O desfile encerrava-se, sempre, com o tão esperado casal de noivos. D. Dorotéia, homem vestido de noiva, geralmente grávida, o que para a época já provocava questionamentos... Um condutor de bonde no papel de noivo querendo escapar do compromisso... O casal fazia mil estripulias. A criançada ria que só e o povo atiçava a brincadeira, que terminava num trampolim à frente dos clubes. Em meio a peripécias, verdadeiras acrobacias, os noivos desabavam no mar, literalmente "furando aquela onda"!

Agora, a volta, os irmãos mais velhos carregando os três pequenos adormecidos, o bonde apinhado, estribos cheios, mil comentários sobre os blocos. Em casa, a família recolhia-se ao leito. Eu não conseguia dormir, a cabeça cheia de cores e beleza...
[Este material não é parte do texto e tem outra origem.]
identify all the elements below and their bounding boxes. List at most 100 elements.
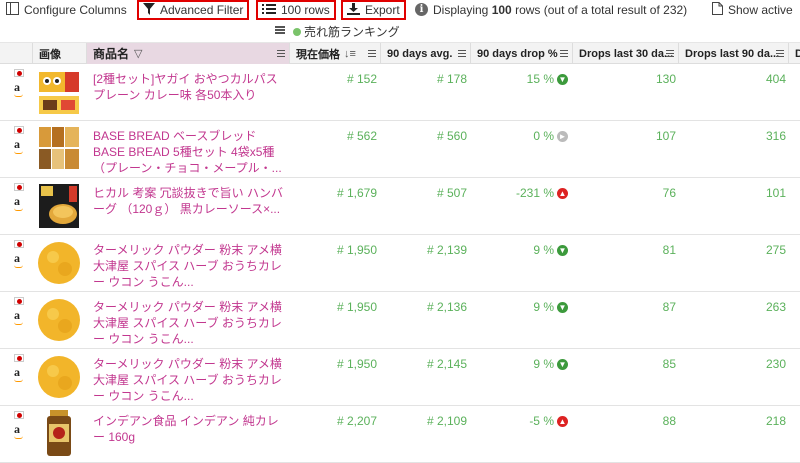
drop90-value: -231 % [515,186,554,200]
header-drops90-label: Drops last 90 da... [685,47,780,60]
product-name-link[interactable]: インデアン食品 インデアン 純カレー 160g [93,413,288,461]
table-row[interactable]: a ターメリック パウダー 粉末 アメ横 大津屋 スパイス ハーブ おうちカレー… [0,235,800,292]
advanced-filter-button[interactable]: Advanced Filter [137,0,250,20]
arrow-up-icon: ▲ [557,187,568,199]
drops30-count: 107 [655,129,676,143]
row-group-panel: 売れ筋ランキング [0,21,800,41]
show-active-label: Show active [728,2,793,17]
column-menu-icon[interactable] [368,50,376,57]
amazon-icon[interactable]: a [14,365,20,380]
header-product-name[interactable]: 商品名 ▽ [87,43,290,64]
drop90-value: 15 % [526,72,554,86]
amazon-icon[interactable]: a [14,194,20,209]
product-thumbnail[interactable] [37,125,81,173]
table-row[interactable]: a ヒカル 考案 冗談抜きで旨い ハンバーグ （120ｇ） 黒カレーソース×..… [0,178,800,235]
drops30-count: 88 [662,414,676,428]
avg90-price: # 2,145 [426,357,467,371]
header-drops90[interactable]: Drops last 90 da... [679,43,789,64]
japan-flag-icon [14,126,24,134]
table-row[interactable]: a ターメリック パウダー 粉末 アメ横 大津屋 スパイス ハーブ おうちカレー… [0,349,800,406]
amazon-smile-icon [14,208,23,211]
header-drop90[interactable]: 90 days drop % [471,43,573,64]
header-current-price[interactable]: 現在価格 ↓≡ [290,43,381,64]
header-avg90[interactable]: 90 days avg. [381,43,471,64]
amazon-icon[interactable]: a [14,308,20,323]
status-dot-icon [293,27,301,36]
column-menu-icon[interactable] [666,50,674,57]
drop90-percent: -231 % ▲ [516,186,568,200]
amazon-icon[interactable]: a [14,422,20,437]
drop90-value: 0 % [533,129,554,143]
product-name-link[interactable]: ターメリック パウダー 粉末 アメ横 大津屋 スパイス ハーブ おうちカレー ウ… [93,356,288,404]
column-menu-icon[interactable] [560,50,568,57]
product-thumbnail[interactable] [37,68,81,116]
drops90-count: 230 [765,357,786,371]
header-image[interactable]: 画像 [33,43,87,64]
export-button[interactable]: Export [341,0,406,20]
header-image-label: 画像 [39,48,61,61]
table-row[interactable]: a ターメリック パウダー 粉末 アメ横 大津屋 スパイス ハーブ おうちカレー… [0,292,800,349]
product-name-link[interactable]: ターメリック パウダー 粉末 アメ横 大津屋 スパイス ハーブ おうちカレー ウ… [93,242,288,290]
drop90-percent: 9 % ▼ [533,300,568,314]
japan-flag-icon [14,240,24,248]
arrow-down-icon: ▼ [557,301,568,313]
sort-desc-icon[interactable]: ↓≡ [344,48,356,60]
amazon-icon[interactable]: a [14,137,20,152]
drop90-value: -5 % [529,414,554,428]
product-name-link[interactable]: ターメリック パウダー 粉末 アメ横 大津屋 スパイス ハーブ おうちカレー ウ… [93,299,288,347]
header-extra[interactable]: D [789,43,800,64]
japan-flag-icon [14,69,24,77]
table-row[interactable]: a [2種セット]ヤガイ おやつカルパス プレーン カレー味 各50本入り # … [0,64,800,121]
drop90-percent: 9 % ▼ [533,243,568,257]
group-label: 売れ筋ランキング [304,25,400,39]
column-menu-icon[interactable] [277,50,285,57]
product-thumbnail[interactable] [37,296,81,344]
header-extra-label: D [795,47,800,60]
amazon-smile-icon [14,322,23,325]
column-menu-icon[interactable] [458,50,466,57]
current-price: # 2,207 [336,414,377,428]
product-thumbnail[interactable] [37,353,81,401]
configure-columns-button[interactable]: Configure Columns [6,0,127,19]
product-thumbnail[interactable] [37,410,81,458]
drops90-count: 404 [765,72,786,86]
filter-icon[interactable]: ▽ [134,47,142,60]
drops30-count: 87 [662,300,676,314]
columns-icon [6,1,19,18]
product-name-link[interactable]: ヒカル 考案 冗談抜きで旨い ハンバーグ （120ｇ） 黒カレーソース×... [93,185,288,233]
column-menu-icon[interactable] [776,50,784,57]
current-price: # 1,950 [336,300,377,314]
header-avg90-label: 90 days avg. [387,47,453,60]
product-name-link[interactable]: [2種セット]ヤガイ おやつカルパス プレーン カレー味 各50本入り [93,71,288,119]
amazon-smile-icon [14,436,23,439]
show-active-toggle[interactable]: Show active [712,0,793,19]
drag-handle-icon[interactable] [275,26,285,34]
product-thumbnail[interactable] [37,239,81,287]
avg90-price: # 2,109 [426,414,467,428]
product-name-link[interactable]: BASE BREAD ベースブレッド BASE BREAD 5種セット 4袋x5… [93,128,288,176]
advanced-filter-label: Advanced Filter [160,3,244,17]
rows-count-label: 100 rows [281,3,330,17]
amazon-icon[interactable]: a [14,251,20,266]
amazon-icon[interactable]: a [14,80,20,95]
drops90-count: 218 [765,414,786,428]
drop90-percent: 9 % ▼ [533,357,568,371]
product-thumbnail[interactable] [37,182,81,230]
drops30-count: 130 [655,72,676,86]
table-row[interactable]: a BASE BREAD ベースブレッド BASE BREAD 5種セット 4袋… [0,121,800,178]
configure-columns-label: Configure Columns [24,2,127,17]
drops90-count: 263 [765,300,786,314]
drops90-count: 101 [765,186,786,200]
drop90-value: 9 % [533,300,554,314]
arrow-down-icon: ▼ [557,73,568,85]
group-chip[interactable]: 売れ筋ランキング [293,23,400,40]
displaying-suffix: rows (out of a total result of 232) [515,2,688,17]
table-row[interactable]: a インデアン食品 インデアン 純カレー 160g # 2,207 # 2,10… [0,406,800,463]
drops30-count: 85 [662,357,676,371]
drops30-count: 81 [662,243,676,257]
table-header: 画像 商品名 ▽ 現在価格 ↓≡ 90 days avg. 90 days dr… [0,42,800,64]
drop90-percent: -5 % ▲ [529,414,568,428]
rows-count-button[interactable]: 100 rows [256,0,336,20]
header-drops30[interactable]: Drops last 30 da... [573,43,679,64]
displaying-prefix: Displaying [433,2,489,17]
Pela manhã, corríamos em busca da A Tribuna. Nosso jornal registrava o fato, informando sobre os vencedores com fotos maravilhosas! Novamente em mim as lembranças tornando-se inesquecíveis, voltando hoje ao se aproximar mais um Carnaval. Onde a nossa "Dorotéia", que foi se descaracterizando com o tempo, quase ninguém assistindo, as janelas da orla fechando-se para o barulho e o grotesco?! Como retomar nossas raízes e tradições nesta Santos de hoje? Nestes últimos anos, iniciativas como o "Carnabonde" vêm despertando o povo para o Carnaval de rua. Suas marchinhas já se fazem ouvir, nas tendas da praia... Afinal, "D. Dorotéia" ainda quer "furar aquela onda"!...

(*) Regina Lúcia Alonso Peres é pedagoga e poeta.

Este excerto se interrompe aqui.